Clarifying the confined liquid flow in nanoscale porous media is crucial for many science and engineering applications, such as shale/tight oil recovery. However, most of the investigations are focused on the single pore and the uniform wet, and there are few effective nanoscale pore-scale simulation methods. In this paper, we comprehensively study the confined water flow in shale porous media from the theoretical analysis to a new nanoscale lattice Boltzmann method (LBM). The nanoscale effects of the slip boundary and the varying interfacial water viscosity caused by the solid-liquid molecular interactions are considered. Additionally, the water flowing in shale porous media coupling different transport mechanisms in the water-wetting inorganic and oil-wetting organic media is simulated and discussed. The results show that the water flow behaviors obtained by (LB) simulations fit well with that calculated by the theoretical analysis. Then, the controllable nanoscale effects are successfully brought into LB simulation. Additionally, the nanoscale effects of the slip boundary and the interfacial fluid viscosity have a great impact on the water flow capacity, and the confined water flow behaviors are sensitive to heterogeneous wettability and pore size.
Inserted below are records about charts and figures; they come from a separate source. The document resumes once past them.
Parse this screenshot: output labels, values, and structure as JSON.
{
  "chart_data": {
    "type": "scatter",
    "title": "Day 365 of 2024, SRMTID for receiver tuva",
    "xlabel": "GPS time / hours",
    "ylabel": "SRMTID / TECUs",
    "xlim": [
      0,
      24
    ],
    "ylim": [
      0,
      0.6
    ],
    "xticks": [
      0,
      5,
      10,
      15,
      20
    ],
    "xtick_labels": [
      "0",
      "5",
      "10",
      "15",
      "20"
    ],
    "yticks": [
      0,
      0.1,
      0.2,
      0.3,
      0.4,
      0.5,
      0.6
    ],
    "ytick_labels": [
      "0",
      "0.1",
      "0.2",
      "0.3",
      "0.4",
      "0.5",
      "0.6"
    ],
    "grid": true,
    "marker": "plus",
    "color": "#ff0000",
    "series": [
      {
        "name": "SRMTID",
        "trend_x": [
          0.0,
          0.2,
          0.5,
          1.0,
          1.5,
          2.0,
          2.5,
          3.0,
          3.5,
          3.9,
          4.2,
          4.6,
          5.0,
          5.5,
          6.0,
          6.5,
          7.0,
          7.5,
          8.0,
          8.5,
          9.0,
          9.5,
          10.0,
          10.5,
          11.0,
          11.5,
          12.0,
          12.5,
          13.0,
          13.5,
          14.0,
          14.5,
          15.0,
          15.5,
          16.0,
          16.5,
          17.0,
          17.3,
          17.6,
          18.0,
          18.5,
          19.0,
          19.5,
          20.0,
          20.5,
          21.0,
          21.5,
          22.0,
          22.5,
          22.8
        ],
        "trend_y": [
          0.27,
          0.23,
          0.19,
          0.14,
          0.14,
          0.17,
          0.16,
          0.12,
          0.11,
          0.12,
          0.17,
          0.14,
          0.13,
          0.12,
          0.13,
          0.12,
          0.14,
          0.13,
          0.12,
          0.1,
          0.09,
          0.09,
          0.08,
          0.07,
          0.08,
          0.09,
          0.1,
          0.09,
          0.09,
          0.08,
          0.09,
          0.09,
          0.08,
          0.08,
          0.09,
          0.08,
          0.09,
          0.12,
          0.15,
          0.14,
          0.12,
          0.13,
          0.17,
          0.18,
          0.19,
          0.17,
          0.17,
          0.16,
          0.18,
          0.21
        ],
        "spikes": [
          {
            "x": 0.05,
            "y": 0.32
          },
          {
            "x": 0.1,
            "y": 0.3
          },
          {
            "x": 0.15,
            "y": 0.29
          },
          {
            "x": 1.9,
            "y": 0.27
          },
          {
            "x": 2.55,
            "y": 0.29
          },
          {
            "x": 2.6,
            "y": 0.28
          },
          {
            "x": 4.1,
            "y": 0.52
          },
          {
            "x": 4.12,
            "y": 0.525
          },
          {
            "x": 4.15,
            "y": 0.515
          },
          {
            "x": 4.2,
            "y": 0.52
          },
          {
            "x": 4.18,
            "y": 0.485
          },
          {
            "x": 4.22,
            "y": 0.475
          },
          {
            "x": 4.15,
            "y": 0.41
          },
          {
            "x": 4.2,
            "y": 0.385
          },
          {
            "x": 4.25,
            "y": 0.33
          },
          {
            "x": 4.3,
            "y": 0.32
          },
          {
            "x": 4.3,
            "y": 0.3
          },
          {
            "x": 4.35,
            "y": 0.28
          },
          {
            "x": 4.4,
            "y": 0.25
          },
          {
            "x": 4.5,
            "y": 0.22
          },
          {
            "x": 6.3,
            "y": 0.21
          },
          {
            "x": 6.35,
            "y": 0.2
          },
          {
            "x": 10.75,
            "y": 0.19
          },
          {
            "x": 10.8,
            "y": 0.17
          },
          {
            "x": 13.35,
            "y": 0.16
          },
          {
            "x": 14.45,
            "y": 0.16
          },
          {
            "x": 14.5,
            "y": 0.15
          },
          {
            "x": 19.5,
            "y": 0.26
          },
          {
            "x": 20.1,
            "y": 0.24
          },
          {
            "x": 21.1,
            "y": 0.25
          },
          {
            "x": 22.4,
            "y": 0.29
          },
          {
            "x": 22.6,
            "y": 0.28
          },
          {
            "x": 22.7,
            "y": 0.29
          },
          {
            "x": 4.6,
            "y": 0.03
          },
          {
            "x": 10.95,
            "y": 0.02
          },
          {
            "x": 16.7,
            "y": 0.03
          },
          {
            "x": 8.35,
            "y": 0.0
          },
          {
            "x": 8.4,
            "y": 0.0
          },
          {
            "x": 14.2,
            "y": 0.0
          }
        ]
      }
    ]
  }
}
澄清纳米级多孔介质中的受限液体流对于许多科学和工程应用（例如页岩/致密油采收）至关重要。然而，大多数研究集中在单一孔隙和均匀湿润上，很少有有效的纳米尺度孔隙尺度模拟方法。在本文中，我们从理论分析到新的纳米级格子玻尔兹曼方法（LBM），全面研究了页岩多孔介质中的承压水流。考虑了滑移边界的纳米级效应和固液分子相互作用引起的界面水粘度的变化。此外，模拟和讨论了在页岩多孔介质中流动的水，这些介质耦合了在水润湿的无机介质和油润湿的有机介质中的不同传输机制。结果表明，通过（LB）模拟获得的水流行为与理论分析计算的水流行为非常吻合。然后，可控的纳米级效应成功地引入了LB模拟。另外，滑移边界和界面流体粘度的纳米尺度效应对水的流动能力有很大的影响，并且受限的水流动行为对非均质的润湿性和孔径敏感。